Ama Ye Yuan hafifçe başını salladı ve soğukkanlılıkla şöyle dedi: “Az önce senin hayatını bağışladım ama sen ölümü aramaya gelmekte ısrar ediyorsun. Unut gitsin, o zaman seni göndereceğim.”
Bunu takiben herkesin şaşkın bakışları arasında Ye Yuan, Wang Hang’in kılıcına parmağıyla hafifçe dokundu.
“Puhwark!”
Hukukun korkunç birleşik gücü anında buharlaşıp buharlaştı.
Wang Hang’in tüm kişiliği doğrudan bir kan sisi bulutuna dönüştü.
Ye Yuan elini salladı ve doğrudan kan sisini yok etti.
Evin içi ölüm sessizliği içindeydi, herkes Ye Yuan’a bakmak için sanki hayalet görmüş gibi gözlerini kullanıyordu.
Bu Yıldırım Bıçağı Wang Hang’di!
H-Böyle mi öldü?
Bu adam çıplak elleriyle gerçek tanrının mistik hazinesini yakaladı. Peki onun etli vücudu ne kadar güçlüydü!
Bu çocuğun aslında soğuktan korkmamakla övünmediği ortaya çıktı.
Gerçek tanrının mistik hazinesine rakip olan etli bir vücut neden soğuktan korkar?
Zhang Tu’nun yüzü, durmadan renk değiştiren bir boyahanenin kapısını açmış gibi görünüyordu.
Şanslı olduğu için gizlice iç geçirdi. Neyse ki az önce saldıran kişi o değil Wang Hang’ti.
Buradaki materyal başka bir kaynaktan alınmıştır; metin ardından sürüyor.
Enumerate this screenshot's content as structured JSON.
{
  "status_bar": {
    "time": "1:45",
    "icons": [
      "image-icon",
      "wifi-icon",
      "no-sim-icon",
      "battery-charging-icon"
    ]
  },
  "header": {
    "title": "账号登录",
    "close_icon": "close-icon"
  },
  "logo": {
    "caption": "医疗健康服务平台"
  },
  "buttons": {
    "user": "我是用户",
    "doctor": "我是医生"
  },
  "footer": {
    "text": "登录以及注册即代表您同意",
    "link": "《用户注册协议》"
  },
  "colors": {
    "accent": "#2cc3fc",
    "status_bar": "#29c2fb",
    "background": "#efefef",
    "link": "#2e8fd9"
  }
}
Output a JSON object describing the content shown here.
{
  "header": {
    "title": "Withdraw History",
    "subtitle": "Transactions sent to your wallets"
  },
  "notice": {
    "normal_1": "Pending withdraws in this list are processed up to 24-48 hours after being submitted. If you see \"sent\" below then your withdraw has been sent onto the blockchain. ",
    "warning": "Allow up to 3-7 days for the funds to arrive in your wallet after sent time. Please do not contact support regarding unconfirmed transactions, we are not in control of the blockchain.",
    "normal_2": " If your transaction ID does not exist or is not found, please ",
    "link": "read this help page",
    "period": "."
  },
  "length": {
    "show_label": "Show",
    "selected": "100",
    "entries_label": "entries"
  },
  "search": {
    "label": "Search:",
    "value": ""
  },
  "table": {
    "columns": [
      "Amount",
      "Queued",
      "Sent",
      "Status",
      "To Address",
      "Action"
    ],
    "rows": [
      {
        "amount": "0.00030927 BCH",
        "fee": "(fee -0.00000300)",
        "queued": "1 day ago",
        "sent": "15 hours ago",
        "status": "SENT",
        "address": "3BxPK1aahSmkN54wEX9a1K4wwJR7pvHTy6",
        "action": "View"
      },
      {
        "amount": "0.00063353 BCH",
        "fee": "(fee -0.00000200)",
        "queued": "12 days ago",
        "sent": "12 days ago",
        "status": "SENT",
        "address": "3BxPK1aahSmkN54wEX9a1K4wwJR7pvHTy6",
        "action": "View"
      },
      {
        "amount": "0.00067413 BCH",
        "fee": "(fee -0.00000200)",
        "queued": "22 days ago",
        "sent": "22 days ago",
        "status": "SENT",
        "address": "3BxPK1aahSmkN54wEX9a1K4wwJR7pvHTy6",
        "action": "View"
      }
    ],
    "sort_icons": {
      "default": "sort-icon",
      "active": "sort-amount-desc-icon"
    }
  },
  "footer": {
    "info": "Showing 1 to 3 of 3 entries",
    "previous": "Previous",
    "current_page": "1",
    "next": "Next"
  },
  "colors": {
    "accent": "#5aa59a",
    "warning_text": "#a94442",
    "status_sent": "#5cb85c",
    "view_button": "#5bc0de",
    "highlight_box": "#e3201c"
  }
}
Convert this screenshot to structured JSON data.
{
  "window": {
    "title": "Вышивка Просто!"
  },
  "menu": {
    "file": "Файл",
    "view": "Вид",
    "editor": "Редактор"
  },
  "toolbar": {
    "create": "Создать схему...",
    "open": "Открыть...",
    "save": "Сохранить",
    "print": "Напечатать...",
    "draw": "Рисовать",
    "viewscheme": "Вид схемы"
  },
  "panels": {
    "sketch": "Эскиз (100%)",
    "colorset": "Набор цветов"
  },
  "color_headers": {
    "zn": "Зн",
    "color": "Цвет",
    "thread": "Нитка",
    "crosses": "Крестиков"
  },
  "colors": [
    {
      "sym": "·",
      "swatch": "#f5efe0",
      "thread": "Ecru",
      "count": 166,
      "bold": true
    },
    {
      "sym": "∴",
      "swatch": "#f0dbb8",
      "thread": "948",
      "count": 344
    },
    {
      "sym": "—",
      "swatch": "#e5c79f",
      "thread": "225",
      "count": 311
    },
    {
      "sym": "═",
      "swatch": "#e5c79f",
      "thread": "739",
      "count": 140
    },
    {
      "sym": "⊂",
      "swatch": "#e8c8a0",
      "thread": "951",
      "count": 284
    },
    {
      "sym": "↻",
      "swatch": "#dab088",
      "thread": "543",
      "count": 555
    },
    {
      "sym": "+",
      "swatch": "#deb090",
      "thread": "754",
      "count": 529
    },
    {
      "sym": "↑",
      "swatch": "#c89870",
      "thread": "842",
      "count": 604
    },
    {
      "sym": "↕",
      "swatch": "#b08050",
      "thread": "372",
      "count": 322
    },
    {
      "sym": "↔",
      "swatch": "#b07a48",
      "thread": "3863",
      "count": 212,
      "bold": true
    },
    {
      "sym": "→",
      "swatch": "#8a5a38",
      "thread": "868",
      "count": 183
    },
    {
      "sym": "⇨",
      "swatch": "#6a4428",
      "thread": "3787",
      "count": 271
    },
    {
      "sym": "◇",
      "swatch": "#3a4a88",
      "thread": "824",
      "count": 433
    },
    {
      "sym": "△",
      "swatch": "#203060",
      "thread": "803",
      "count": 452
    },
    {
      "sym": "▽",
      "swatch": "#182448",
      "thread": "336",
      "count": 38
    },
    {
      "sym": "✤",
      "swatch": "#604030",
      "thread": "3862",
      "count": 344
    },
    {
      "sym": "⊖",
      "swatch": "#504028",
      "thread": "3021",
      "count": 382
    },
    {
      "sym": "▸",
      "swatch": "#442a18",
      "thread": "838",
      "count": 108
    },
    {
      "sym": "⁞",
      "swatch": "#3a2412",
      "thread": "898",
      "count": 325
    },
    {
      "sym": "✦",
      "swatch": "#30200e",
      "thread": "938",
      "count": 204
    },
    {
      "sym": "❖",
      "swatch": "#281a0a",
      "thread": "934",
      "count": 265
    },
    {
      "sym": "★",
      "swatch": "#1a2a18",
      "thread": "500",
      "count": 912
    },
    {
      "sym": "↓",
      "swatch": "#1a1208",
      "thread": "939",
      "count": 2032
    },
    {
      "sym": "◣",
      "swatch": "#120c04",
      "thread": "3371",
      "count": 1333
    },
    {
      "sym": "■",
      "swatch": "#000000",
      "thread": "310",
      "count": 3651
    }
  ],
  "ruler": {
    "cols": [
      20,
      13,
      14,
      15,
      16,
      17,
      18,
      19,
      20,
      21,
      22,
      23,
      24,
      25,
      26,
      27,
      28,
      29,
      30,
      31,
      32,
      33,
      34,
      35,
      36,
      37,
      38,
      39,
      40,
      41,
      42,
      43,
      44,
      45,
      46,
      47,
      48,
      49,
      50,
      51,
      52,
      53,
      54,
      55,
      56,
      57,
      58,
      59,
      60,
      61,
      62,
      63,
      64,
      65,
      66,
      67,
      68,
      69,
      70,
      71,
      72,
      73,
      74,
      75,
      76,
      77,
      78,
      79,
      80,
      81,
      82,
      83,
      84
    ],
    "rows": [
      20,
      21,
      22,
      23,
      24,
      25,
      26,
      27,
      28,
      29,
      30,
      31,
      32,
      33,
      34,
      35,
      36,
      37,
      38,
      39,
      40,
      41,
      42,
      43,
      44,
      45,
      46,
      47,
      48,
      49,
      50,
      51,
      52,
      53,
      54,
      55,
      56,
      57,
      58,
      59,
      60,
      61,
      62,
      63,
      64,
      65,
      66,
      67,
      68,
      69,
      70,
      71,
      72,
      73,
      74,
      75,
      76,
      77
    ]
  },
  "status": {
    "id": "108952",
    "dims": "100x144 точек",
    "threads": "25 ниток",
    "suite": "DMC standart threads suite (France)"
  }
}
Aksi takdirde, şu anki onun Wang Hang ile hemen hemen aynı olması gerekir, değil mi?
Bu çocuk nasıl bu kadar güçlü olabiliyor?
“Burada sadece birini bekliyorum. Bu yüzden hepiniz beni rahatsız etmeyin. Sizler gelecekte bu şarabı içebilirsiniz, ancak korkarım ki hepinizin buna gücü yetmiyor,” dedi Ye Yuan soğukkanlılıkla.
Kendisi için bir bardak şarap doldurdu ve Ning Tianping için bir bardak daha doldurdu ve tek seferde bitirdi.
Herkesin dili tutulmuştu. Daha önce sadece bir bardak içebileceğini söylememiş miydin?